Ruoff Cole, Mitchell Allison, Mondal Priya, Gopalan Vishaka, Singh Arashdeep, Gottesman Michael, Hannenhalli Sridhar
Cancer Data Science Lab, Center for Cancer Research, National Cancer Institute, National Institutes of Health, Bethesda, MD 20892, USA.
Laboratory of Cell Biology, Center for Cancer Research, National Cancer Institute, National Institutes of Health, Bethesda, MD 20892, USA.
Cancer Drug Resist. 2025 Aug 26;8:44. doi: 10.20517/cdr.2025.112. eCollection 2025.
Growing evidence points to non-genetic mechanisms underlying long-term resistance to cancer therapies. These mechanisms involve pre-existing or therapy-induced transcriptional cell states that confer resistance. However, the relationship between early transcriptional responses to treatment and the eventual emergence of resistant states remains poorly understood. Furthermore, it is unclear whether such early resistance-associated transcriptional responses are evolutionarily conserved. In this study, we examine the similarity between early transcriptional responses and long-term resistant states, assess their clinical relevance, and explore their evolutionary conservation across species. We integrated datasets on early drug responses and long-term resistance from multiple cancer cell lines, bacteria, and yeast to identify early transcriptional changes predictive of long-term resistance and assess their evolutionary conservation. Using genome-wide CRISPR-Cas9 knockout screens, we evaluated the impact of genes associated with resistant transcriptional states on drug sensitivity. Clinical datasets were analyzed to explore the prognostic value of the identified resistance-associated gene signatures. We found that transcriptional states observed in drug-naive cells and shortly after treatment overlapped with those seen in fully resistant populations. Some of these shared features appear to be evolutionarily conserved. Knockout of genes marking resistant states sensitized ovarian cancer cells to Prexasertib. Moreover, early resistance gene signatures effectively distinguished therapy responders from non-responders in multiple clinical cancer trials and differentiated premalignant breast lesions that progressed to malignancy from those that remained benign. Early cellular transcriptional responses to therapy exhibit key similarities to fully resistant states across different drugs, cancer types, and species. Gene signatures defining these early resistance states have prognostic value in clinical settings.

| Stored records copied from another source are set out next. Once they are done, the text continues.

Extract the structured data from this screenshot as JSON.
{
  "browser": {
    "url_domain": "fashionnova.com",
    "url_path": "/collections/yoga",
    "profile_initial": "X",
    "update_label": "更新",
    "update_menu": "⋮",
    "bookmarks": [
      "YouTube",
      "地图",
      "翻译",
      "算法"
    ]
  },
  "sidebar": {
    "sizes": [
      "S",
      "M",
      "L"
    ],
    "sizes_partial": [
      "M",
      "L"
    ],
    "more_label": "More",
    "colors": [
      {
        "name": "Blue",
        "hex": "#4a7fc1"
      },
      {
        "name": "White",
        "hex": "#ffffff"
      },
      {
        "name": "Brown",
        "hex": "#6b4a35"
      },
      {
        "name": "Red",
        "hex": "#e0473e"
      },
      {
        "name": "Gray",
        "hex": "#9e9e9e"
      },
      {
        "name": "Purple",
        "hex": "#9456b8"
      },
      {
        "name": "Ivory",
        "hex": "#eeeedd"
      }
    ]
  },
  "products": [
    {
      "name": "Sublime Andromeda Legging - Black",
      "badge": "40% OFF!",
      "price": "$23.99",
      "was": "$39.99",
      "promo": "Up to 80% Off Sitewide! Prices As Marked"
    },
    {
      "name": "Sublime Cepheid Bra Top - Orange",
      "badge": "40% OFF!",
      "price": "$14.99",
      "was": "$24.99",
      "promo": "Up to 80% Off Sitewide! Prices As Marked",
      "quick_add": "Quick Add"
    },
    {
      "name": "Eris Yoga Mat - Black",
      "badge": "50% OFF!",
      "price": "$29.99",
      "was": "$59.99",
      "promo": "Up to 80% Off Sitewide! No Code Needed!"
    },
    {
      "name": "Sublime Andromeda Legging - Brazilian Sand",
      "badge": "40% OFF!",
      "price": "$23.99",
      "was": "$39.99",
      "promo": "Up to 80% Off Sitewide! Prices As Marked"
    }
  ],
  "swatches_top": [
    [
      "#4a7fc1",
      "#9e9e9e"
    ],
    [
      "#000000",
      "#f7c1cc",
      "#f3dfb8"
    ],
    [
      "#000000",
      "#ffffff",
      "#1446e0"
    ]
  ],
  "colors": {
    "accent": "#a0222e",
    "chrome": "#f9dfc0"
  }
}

越来越多的证据表明,癌症治疗长期耐药存在非遗传机制。这些机制涉及预先存在的或治疗诱导的赋予耐药性的转录细胞状态。然而,治疗的早期转录反应与耐药状态最终出现之间的关系仍知之甚少。此外,尚不清楚这种与早期耐药相关的转录反应是否在进化上保守。在本研究中,我们检验了早期转录反应与长期耐药状态之间的相似性,评估它们的临床相关性,并探索它们在不同物种间的进化保守性。我们整合了来自多个癌细胞系、细菌和酵母的早期药物反应及长期耐药数据集,以识别预测长期耐药的早期转录变化并评估其进化保守性。利用全基因组CRISPR-Cas9敲除筛选,我们评估了与耐药转录状态相关的基因对药物敏感性的影响。分析临床数据集以探索所识别的耐药相关基因特征的预后价值。我们发现,在未接触过药物的细胞中以及治疗后不久观察到的转录状态与在完全耐药群体中看到的转录状态重叠。其中一些共同特征似乎在进化上是保守的。敲除标记耐药状态的基因可使卵巢癌细胞对普瑞赛替尼敏感。此外,在多项临床癌症试验中,早期耐药基因特征能有效区分治疗反应者与无反应者,并区分进展为恶性的癌前乳腺病变与保持良性的病变。针对治疗的早期细胞转录反应在不同药物、癌症类型和物种中与完全耐药状态表现出关键的相似性。定义这些早期耐药状态的基因特征在临床环境中具有预后价值。